Qin was last seen in public on June 25 in a meeting with counterparts from overseas. Officials at first said he was suffering from health problems before claiming that they had no other information to offer.
On Tuesday, the decision-making body of the National People's Congress elevated his predecessor, Wang Yi, to take over the post.
All mention of Qin from the foreign ministry's website has been scrubbed, and his profile page is blank. Qin formerly served as China's ambassador to the US and met with Secretary of State Antony Blinken in Beijing on June 18.

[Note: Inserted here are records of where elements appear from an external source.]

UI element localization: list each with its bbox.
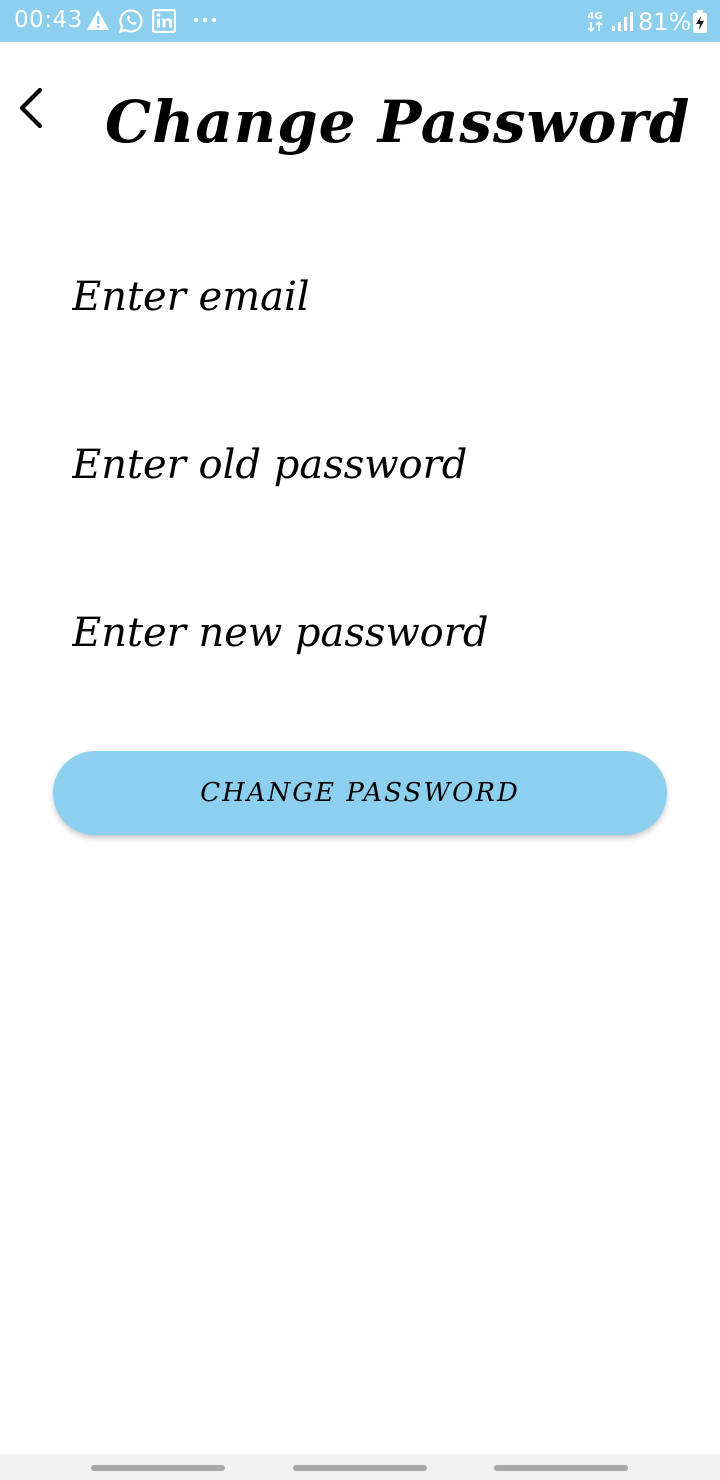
email-field[interactable] (72, 262, 652, 332)
network-type-icon: 4G (586, 9, 604, 39)
navigation-bar (0, 1454, 720, 1480)
warning-icon (86, 9, 110, 35)
back-button[interactable] (10, 82, 54, 134)
signal-icon (610, 10, 634, 36)
page-title: Change Password (105, 88, 691, 156)
battery-percent: 81% (638, 8, 692, 36)
old-password-field[interactable] (72, 430, 652, 500)
status-time: 00:43 (14, 7, 83, 33)
whatsapp-icon (118, 8, 144, 38)
chevron-left-icon (19, 87, 43, 129)
status-bar: 00:43 4G 81% (0, 0, 720, 42)
battery-charging-icon (692, 10, 708, 38)
nav-back-button[interactable] (494, 1465, 628, 1471)
linkedin-icon (151, 8, 177, 37)
more-dots-icon (192, 10, 218, 34)
new-password-field[interactable] (72, 598, 652, 668)
nav-home-button[interactable] (293, 1465, 427, 1471)
change-password-button[interactable]: CHANGE PASSWORD (53, 751, 667, 835)
network-type-label: 4G (587, 11, 602, 22)
nav-recent-button[interactable] (91, 1465, 225, 1471)
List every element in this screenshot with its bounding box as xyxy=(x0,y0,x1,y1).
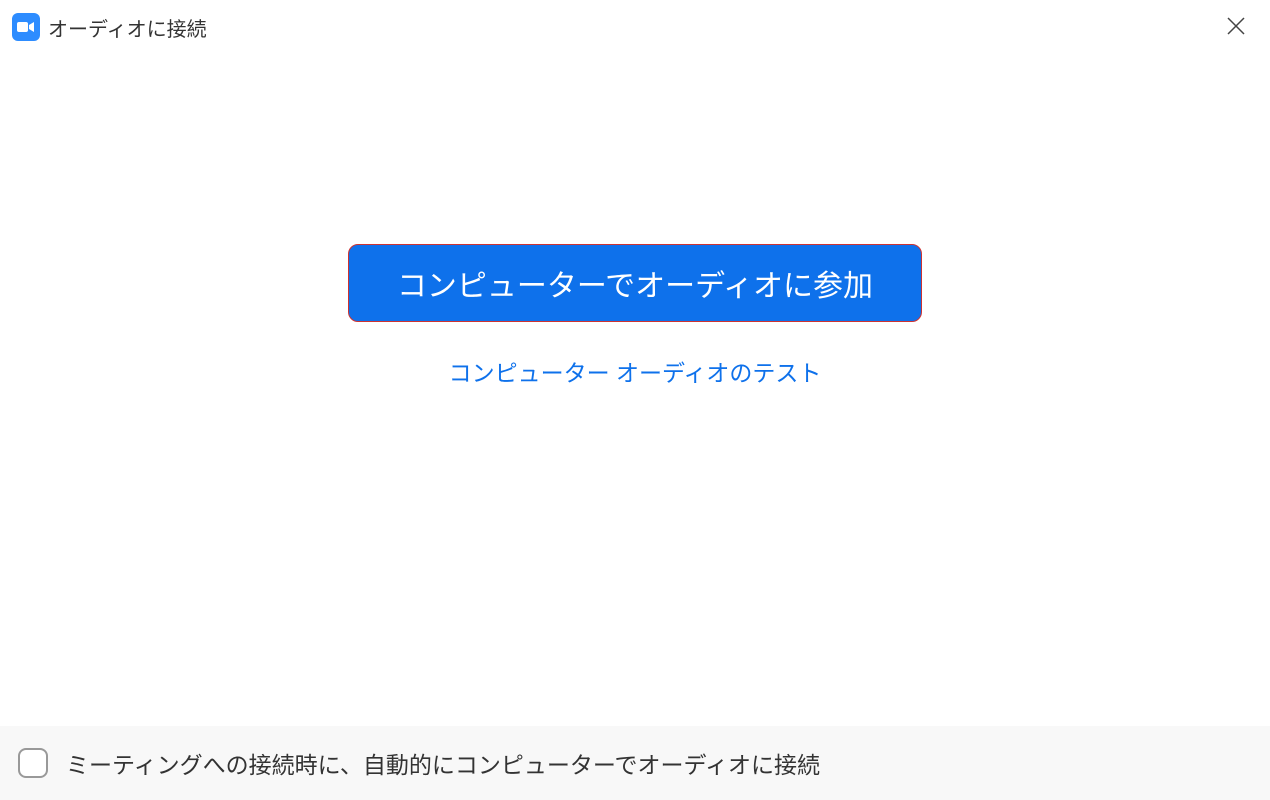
zoom-app-icon xyxy=(12,13,40,41)
header-left: オーディオに接続 xyxy=(12,13,207,42)
footer-bar: ミーティングへの接続時に、自動的にコンピューターでオーディオに接続 xyxy=(0,726,1270,800)
auto-join-audio-label: ミーティングへの接続時に、自動的にコンピューターでオーディオに接続 xyxy=(66,746,820,780)
camera-icon xyxy=(17,21,35,33)
test-computer-audio-link[interactable]: コンピューター オーディオのテスト xyxy=(449,354,822,388)
window-title: オーディオに接続 xyxy=(48,13,207,42)
main-content: コンピューターでオーディオに参加 コンピューター オーディオのテスト xyxy=(0,244,1270,388)
close-icon xyxy=(1226,16,1246,36)
auto-join-audio-checkbox[interactable] xyxy=(18,748,48,778)
window-header: オーディオに接続 xyxy=(0,0,1270,54)
close-button[interactable] xyxy=(1218,10,1254,44)
join-computer-audio-button[interactable]: コンピューターでオーディオに参加 xyxy=(348,244,922,322)
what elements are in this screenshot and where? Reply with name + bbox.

US State Department Principal Deputy Spokesperson Vedant Patel said his absence will not derail efforts to forge closer ties with Beijing.
Patel said, "We will continue to engage with Foreign Minister Wang Yi and other Chinese officials and we continue to believe that keeping lines of communication are incredibly important."
He added that decisions about leadership roles in China are an internal matter.
Qin was said to be one of President Xi Jinping's most trusted officials. However, rumors have been swirling about his personal life, and some observers suspect that the accusations were planted by rivals.
Korogi Ichiro, a professor at Kanda University of International Studies said, "Qin had a quick rise to the position of foreign minister, and his appointment over more experienced candidates may have caused some jealousy."
Korogi also said that the episode highlights a lack of transparency in Chinese politics and adds to the uncertainty gripping leaders in Beijing.